Mechanism SFT Benefit RL Benefit Fusion Benefit
Curriculum/progression Format/structure learning Exploration, rationality SFT guides, RL refines
Meta-gradient balancing Stability, avoids forgetting Adaptable, pushes OOD generalization Maximal utility achieved
Reward rectification Low-variance updates Consistent reward propagation Improved generalization

7. Implications, Open Problems, and Future Directions

Thinking-Fusion SFT-RL Hybrid Paradigms are foundational for current and future advances in reasoning-capable AI. Notable implications and frontiers include:

  • Multi-modal and open-domain applications: Iterative or cyclic combinations of RL and SFT (as in Metis-RISE) are effective in domains extending beyond math/code to visual and interactive environments.
  • Task curriculum and sampling: Hybrid reward systems (deterministic for structured tasks, preference-based for generative/subjective tasks) scaled by curriculum design (e.g., Omni-Thinker (Li et al., 20 Jul 2025)) yield improved generalization and robustness to forgetting.
  • Representation geometry as a control and diagnostic tool: Monitoring and optimizing the rotation of singular vectors in parameter space may serve as a generalized regularization or early stopping signal, particularly for OOD robustness (Jin et al., 8 Sep 2025).
  • Adaptive fusion at inference: Pursuit of architectures or controllers that can select, at inference or per-instance, the desired blend of SFT-derived structure versus RL-derived brevity and adaptability (Chen et al., 10 Jul 2025).

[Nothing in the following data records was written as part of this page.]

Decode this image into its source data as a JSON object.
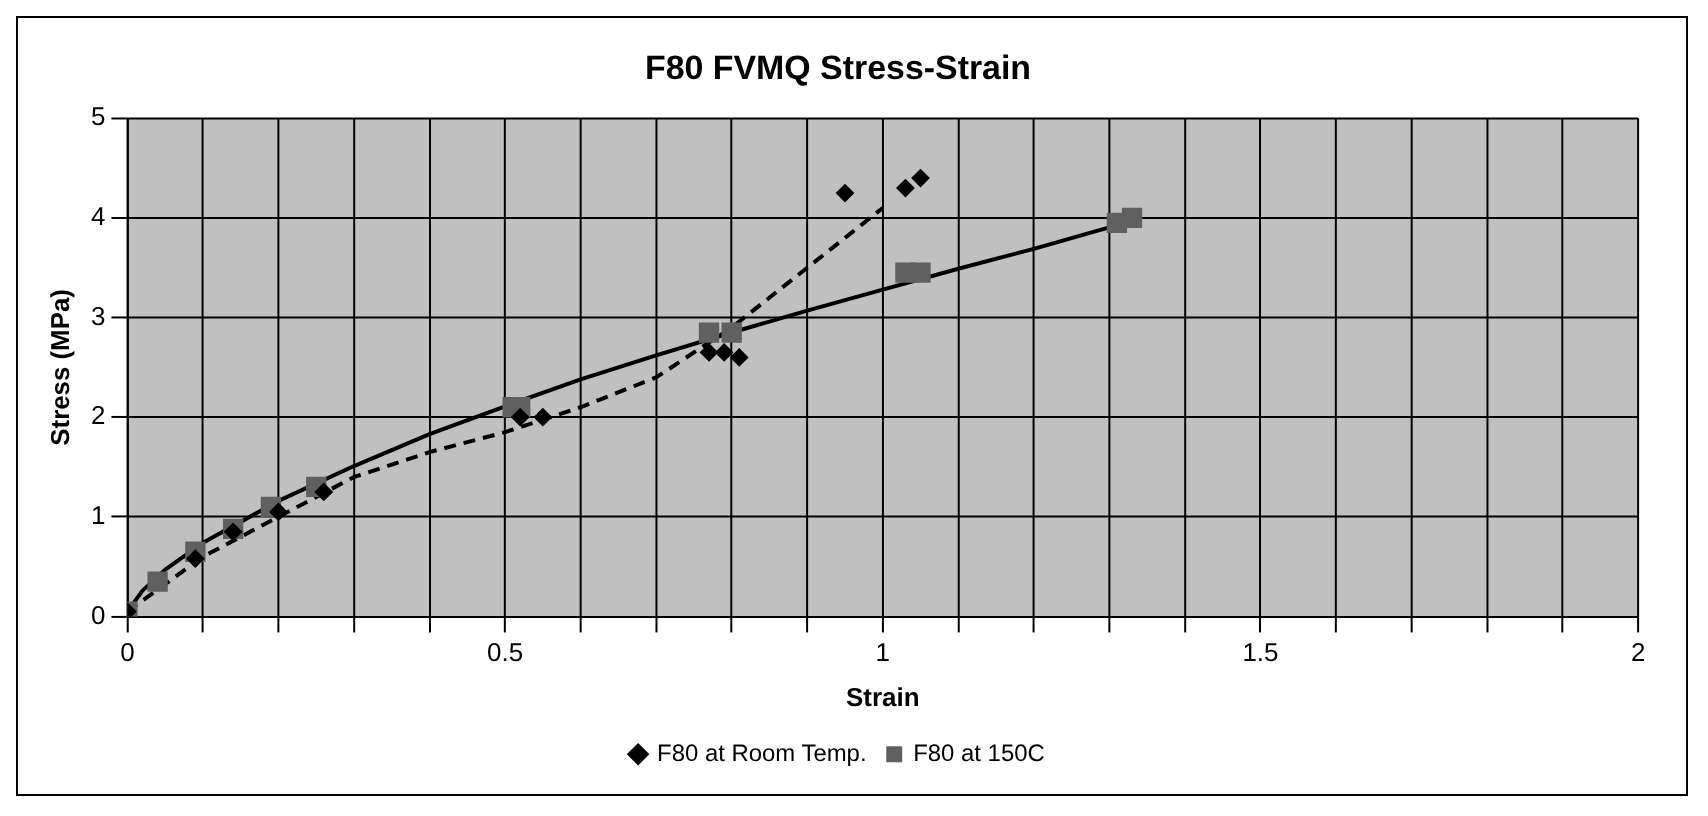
{
  "chart_data": {
    "type": "scatter",
    "title": "F80 FVMQ Stress-Strain",
    "xlabel": "Strain",
    "ylabel": "Stress (MPa)",
    "xlim": [
      0,
      2
    ],
    "ylim": [
      0,
      5
    ],
    "xticks": [
      0,
      {
        "value": 0.1,
        "label": null
      },
      {
        "value": 0.2,
        "label": null
      },
      {
        "value": 0.3,
        "label": null
      },
      {
        "value": 0.4,
        "label": null
      },
      0.5,
      {
        "value": 0.6,
        "label": null
      },
      {
        "value": 0.7,
        "label": null
      },
      {
        "value": 0.8,
        "label": null
      },
      {
        "value": 0.9,
        "label": null
      },
      1,
      {
        "value": 1.1,
        "label": null
      },
      {
        "value": 1.2,
        "label": null
      },
      {
        "value": 1.3,
        "label": null
      },
      {
        "value": 1.4,
        "label": null
      },
      1.5,
      {
        "value": 1.6,
        "label": null
      },
      {
        "value": 1.7,
        "label": null
      },
      {
        "value": 1.8,
        "label": null
      },
      {
        "value": 1.9,
        "label": null
      },
      2
    ],
    "yticks": [
      0,
      1,
      2,
      3,
      4,
      5
    ],
    "grid": true,
    "legend": "bottom",
    "series": [
      {
        "name": "F80 at Room Temp.",
        "color": "#000000",
        "marker": "diamond",
        "x": [
          0,
          0.09,
          0.14,
          0.2,
          0.26,
          0.52,
          0.55,
          0.77,
          0.79,
          0.81,
          0.95,
          1.03,
          1.05
        ],
        "values": [
          0.05,
          0.58,
          0.85,
          1.05,
          1.25,
          2.0,
          2.0,
          2.65,
          2.65,
          2.6,
          4.25,
          4.3,
          4.4
        ]
      },
      {
        "name": "F80 at 150C",
        "color": "#606060",
        "marker": "square",
        "x": [
          0,
          0.04,
          0.09,
          0.14,
          0.19,
          0.25,
          0.51,
          0.52,
          0.77,
          0.8,
          1.03,
          1.05,
          1.31,
          1.33
        ],
        "values": [
          0.05,
          0.35,
          0.65,
          0.88,
          1.1,
          1.3,
          2.1,
          2.1,
          2.85,
          2.85,
          3.45,
          3.45,
          3.95,
          4.0
        ]
      },
      {
        "type": "line",
        "color": "#000000",
        "marker": "none",
        "line_style": "dashed",
        "x": [
          0,
          0.1,
          0.2,
          0.3,
          0.4,
          0.5,
          0.6,
          0.7,
          0.8,
          0.9,
          1.0
        ],
        "values": [
          0.05,
          0.6,
          1.0,
          1.4,
          1.65,
          1.85,
          2.1,
          2.4,
          2.9,
          3.5,
          4.1
        ]
      },
      {
        "type": "line",
        "color": "#000000",
        "marker": "none",
        "line_style": "solid",
        "x": [
          0,
          0.02,
          0.05,
          0.1,
          0.2,
          0.3,
          0.4,
          0.5,
          0.6,
          0.7,
          0.8,
          0.9,
          1.0,
          1.1,
          1.2,
          1.33
        ],
        "values": [
          0.05,
          0.26,
          0.47,
          0.74,
          1.16,
          1.51,
          1.83,
          2.11,
          2.38,
          2.62,
          2.85,
          3.07,
          3.28,
          3.49,
          3.69,
          3.97
        ]
      }
    ]
  }
}
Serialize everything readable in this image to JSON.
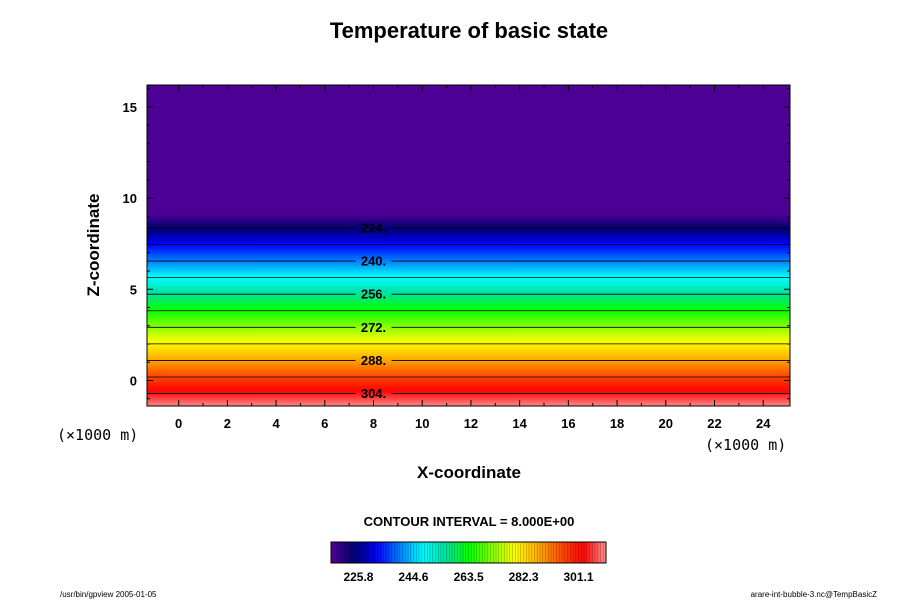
{
  "chart_data": {
    "type": "heatmap",
    "title": "Temperature of basic state",
    "xlabel": "X-coordinate",
    "ylabel": "Z-coordinate",
    "x_unit": "(×1000 m)",
    "y_unit": "(×1000 m)",
    "xlim": [
      -1.3,
      25.1
    ],
    "ylim": [
      -1.4,
      16.2
    ],
    "x_ticks": [
      "0",
      "2",
      "4",
      "6",
      "8",
      "10",
      "12",
      "14",
      "16",
      "18",
      "20",
      "22",
      "24"
    ],
    "x_tick_values": [
      0,
      2,
      4,
      6,
      8,
      10,
      12,
      14,
      16,
      18,
      20,
      22,
      24
    ],
    "y_ticks": [
      "0",
      "5",
      "10",
      "15"
    ],
    "y_tick_values": [
      0,
      5,
      10,
      15
    ],
    "temperature_profile": [
      {
        "z": -1.4,
        "value": 310
      },
      {
        "z": 9.1,
        "value": 217.5
      },
      {
        "z": 16.2,
        "value": 217.5
      }
    ],
    "contour_interval_text": "CONTOUR INTERVAL = 8.000E+00",
    "contours": [
      {
        "label": "224.",
        "value": 224
      },
      {
        "label": "240.",
        "value": 240
      },
      {
        "label": "256.",
        "value": 256
      },
      {
        "label": "272.",
        "value": 272
      },
      {
        "label": "288.",
        "value": 288
      },
      {
        "label": "304.",
        "value": 304
      }
    ],
    "unlabeled_contours": [
      232,
      248,
      264,
      280,
      296
    ],
    "contour_label_x": 8,
    "colorbar": {
      "min": 216.4,
      "max": 310.5,
      "tick_labels": [
        "225.8",
        "244.6",
        "263.5",
        "282.3",
        "301.1"
      ],
      "tick_values": [
        225.8,
        244.6,
        263.5,
        282.3,
        301.1
      ]
    },
    "colormap": [
      "#5a009a",
      "#000070",
      "#0000ff",
      "#0080ff",
      "#00ffff",
      "#00e0a0",
      "#00ff00",
      "#80ff00",
      "#ffff00",
      "#ffb000",
      "#ff5000",
      "#ff0000",
      "#ff9090"
    ],
    "grid": false,
    "legend": "colorbar bottom-center"
  },
  "footer": {
    "left": "/usr/bin/gpview 2005-01-05",
    "right": "arare-int-bubble-3.nc@TempBasicZ"
  }
}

Significant open issues remain—in particular, resolving the “synergy dilemma” of reasoning style and response trade-offs in high-dimensional or multi-modal settings, understanding the ultimate limits of cooperative or meta-learned controllers, and extending dynamic fusion to complex decision domains beyond existing benchmarks. Techniques such as self-distillation, model-driven verifier construction, and finer-grained curriculum adaptation represent promising avenues for next-generation hybrid paradigms.


In summary, the Thinking-Fusion SFT-RL Hybrid Paradigm constitutes a rigorously justified, empirically validated strategy for reasoning model training. By unifying, dynamically balancing, or tightly coupling demonstration learning and reward-driven exploration, it achieves superior trade-offs in accuracy, generalization, sample efficiency, and robustness, underpinning the transition from static imitation systems to reliably “thinking” AI agents across language, vision, and interactive domains.